By PAULO PRADA and BETSY MCKAY
March 27, 2007; Page A6

American companies that do business with countries subjected to U.S. trade sanctions face increasing financial and political pressure to stop as tensions between Iran and the United Nations Security Council worsen.

As a result, many companies are severing connections — or plan to when current contracts end — with customers in the 13 countries or regions penalized after the U.S. accused them of supporting terrorism, human-rights abuses or other unacceptable behavior.

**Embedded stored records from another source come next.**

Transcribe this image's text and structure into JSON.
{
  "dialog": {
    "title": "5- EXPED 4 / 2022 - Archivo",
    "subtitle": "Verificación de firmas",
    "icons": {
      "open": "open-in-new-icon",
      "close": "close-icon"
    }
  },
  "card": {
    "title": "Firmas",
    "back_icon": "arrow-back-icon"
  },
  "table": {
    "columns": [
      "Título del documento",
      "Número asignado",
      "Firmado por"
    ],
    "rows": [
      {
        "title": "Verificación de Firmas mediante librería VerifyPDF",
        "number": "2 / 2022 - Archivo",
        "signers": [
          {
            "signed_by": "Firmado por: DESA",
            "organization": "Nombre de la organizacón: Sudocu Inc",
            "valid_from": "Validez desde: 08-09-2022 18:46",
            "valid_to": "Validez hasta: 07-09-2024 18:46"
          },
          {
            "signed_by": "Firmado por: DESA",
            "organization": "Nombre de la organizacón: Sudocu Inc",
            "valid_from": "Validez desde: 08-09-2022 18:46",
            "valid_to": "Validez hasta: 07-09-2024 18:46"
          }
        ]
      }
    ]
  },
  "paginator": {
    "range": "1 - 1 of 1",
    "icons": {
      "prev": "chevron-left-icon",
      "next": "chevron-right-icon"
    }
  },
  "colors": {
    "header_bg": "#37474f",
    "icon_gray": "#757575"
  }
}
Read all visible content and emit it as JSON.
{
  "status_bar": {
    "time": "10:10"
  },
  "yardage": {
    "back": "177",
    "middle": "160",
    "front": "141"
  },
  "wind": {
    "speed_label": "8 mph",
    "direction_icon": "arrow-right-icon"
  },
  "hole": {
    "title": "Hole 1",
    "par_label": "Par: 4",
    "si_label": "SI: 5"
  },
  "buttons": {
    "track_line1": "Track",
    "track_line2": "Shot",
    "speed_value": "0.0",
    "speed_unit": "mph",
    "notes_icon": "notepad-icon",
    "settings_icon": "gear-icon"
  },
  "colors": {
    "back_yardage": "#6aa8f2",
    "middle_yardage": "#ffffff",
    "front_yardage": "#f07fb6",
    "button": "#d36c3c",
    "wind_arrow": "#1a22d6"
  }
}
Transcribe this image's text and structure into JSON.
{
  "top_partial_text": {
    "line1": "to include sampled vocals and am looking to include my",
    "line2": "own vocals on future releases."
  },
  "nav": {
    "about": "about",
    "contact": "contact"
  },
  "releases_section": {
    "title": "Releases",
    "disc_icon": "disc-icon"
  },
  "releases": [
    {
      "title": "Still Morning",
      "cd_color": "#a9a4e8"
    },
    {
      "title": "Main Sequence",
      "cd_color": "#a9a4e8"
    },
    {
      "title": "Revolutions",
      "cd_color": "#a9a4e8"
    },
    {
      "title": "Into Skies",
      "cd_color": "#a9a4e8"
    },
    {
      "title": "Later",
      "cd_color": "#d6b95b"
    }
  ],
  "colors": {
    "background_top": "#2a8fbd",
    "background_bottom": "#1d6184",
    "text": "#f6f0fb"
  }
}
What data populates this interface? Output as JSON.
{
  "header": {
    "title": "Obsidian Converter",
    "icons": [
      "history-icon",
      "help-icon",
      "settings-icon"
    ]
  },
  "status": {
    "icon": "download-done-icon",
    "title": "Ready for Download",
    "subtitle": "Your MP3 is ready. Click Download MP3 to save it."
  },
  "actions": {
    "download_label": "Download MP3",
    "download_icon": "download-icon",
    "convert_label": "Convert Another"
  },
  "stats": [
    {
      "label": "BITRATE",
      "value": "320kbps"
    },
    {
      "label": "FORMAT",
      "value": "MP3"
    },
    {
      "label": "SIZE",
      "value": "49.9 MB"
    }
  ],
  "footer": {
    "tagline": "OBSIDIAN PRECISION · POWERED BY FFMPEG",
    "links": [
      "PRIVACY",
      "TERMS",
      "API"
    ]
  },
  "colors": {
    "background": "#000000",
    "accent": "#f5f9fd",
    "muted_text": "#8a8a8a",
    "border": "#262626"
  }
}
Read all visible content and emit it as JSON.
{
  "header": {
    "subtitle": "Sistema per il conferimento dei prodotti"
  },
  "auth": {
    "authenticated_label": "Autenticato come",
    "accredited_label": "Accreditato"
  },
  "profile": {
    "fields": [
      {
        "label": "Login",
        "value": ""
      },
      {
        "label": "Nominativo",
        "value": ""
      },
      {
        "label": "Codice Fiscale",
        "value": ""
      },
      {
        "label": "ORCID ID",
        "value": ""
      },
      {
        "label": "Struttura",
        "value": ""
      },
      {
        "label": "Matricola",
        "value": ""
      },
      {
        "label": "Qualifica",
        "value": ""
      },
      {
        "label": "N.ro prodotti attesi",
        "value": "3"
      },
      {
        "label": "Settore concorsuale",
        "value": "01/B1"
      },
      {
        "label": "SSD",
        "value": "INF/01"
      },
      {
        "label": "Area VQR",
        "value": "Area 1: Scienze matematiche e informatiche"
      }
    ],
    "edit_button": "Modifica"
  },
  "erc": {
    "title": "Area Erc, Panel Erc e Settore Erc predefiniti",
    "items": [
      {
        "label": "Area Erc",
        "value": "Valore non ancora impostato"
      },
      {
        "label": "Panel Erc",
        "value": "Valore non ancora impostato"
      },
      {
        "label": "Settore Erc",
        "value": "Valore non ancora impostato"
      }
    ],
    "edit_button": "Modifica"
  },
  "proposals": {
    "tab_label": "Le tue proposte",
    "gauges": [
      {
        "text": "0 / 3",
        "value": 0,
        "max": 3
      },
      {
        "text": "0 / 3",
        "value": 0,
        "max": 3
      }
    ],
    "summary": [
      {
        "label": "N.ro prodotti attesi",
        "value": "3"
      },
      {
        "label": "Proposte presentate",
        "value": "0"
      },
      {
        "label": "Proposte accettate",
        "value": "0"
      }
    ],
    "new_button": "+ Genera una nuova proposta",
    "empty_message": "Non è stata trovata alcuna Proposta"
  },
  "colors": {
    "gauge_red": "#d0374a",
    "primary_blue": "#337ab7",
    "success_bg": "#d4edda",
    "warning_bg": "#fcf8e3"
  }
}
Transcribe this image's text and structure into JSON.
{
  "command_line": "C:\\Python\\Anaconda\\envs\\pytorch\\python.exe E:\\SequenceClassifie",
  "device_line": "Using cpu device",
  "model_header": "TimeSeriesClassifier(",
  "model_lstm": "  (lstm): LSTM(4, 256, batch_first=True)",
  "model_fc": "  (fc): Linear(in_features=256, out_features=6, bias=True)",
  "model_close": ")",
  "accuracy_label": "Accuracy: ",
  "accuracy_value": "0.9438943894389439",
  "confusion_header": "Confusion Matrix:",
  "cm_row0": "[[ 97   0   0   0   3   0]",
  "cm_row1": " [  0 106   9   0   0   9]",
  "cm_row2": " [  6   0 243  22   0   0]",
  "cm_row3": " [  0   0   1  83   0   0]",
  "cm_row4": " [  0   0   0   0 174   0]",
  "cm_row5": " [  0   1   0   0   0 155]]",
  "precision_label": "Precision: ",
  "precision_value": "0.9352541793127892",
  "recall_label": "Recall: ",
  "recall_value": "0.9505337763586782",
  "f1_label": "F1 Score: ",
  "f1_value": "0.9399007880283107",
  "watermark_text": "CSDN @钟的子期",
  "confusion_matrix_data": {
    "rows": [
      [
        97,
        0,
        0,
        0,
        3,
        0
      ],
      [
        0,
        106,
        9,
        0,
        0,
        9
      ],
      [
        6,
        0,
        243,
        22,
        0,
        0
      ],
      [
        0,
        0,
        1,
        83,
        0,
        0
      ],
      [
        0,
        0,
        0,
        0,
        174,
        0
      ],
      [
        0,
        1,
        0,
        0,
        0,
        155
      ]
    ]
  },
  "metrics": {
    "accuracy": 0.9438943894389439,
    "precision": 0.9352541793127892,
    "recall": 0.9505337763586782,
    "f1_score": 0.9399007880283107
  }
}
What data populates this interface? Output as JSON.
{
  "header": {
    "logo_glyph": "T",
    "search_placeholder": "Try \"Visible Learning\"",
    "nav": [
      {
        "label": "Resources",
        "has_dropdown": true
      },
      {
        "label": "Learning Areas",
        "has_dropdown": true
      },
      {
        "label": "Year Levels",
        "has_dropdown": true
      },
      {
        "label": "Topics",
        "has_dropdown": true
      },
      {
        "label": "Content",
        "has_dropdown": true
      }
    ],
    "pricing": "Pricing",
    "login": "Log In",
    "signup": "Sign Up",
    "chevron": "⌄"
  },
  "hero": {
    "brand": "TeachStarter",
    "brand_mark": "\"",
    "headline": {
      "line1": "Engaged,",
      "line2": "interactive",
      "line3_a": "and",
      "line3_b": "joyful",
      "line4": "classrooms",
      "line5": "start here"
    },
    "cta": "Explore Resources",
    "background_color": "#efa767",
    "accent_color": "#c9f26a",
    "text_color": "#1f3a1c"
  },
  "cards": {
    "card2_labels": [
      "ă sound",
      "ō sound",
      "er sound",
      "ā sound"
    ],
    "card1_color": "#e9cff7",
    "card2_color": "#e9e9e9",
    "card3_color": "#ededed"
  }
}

The clamor spotlights how scores of U.S.-based companies manage to do business in sanctioned countries either through offshore subsidiaries or using export licenses granted by the Treasury Department. After seeing this traffic grow briskly for several years, companies now find lawmakers stepping up efforts to tighten restrictions and shareholders and fund managers steering investments away from countries in Washington’s doghouse.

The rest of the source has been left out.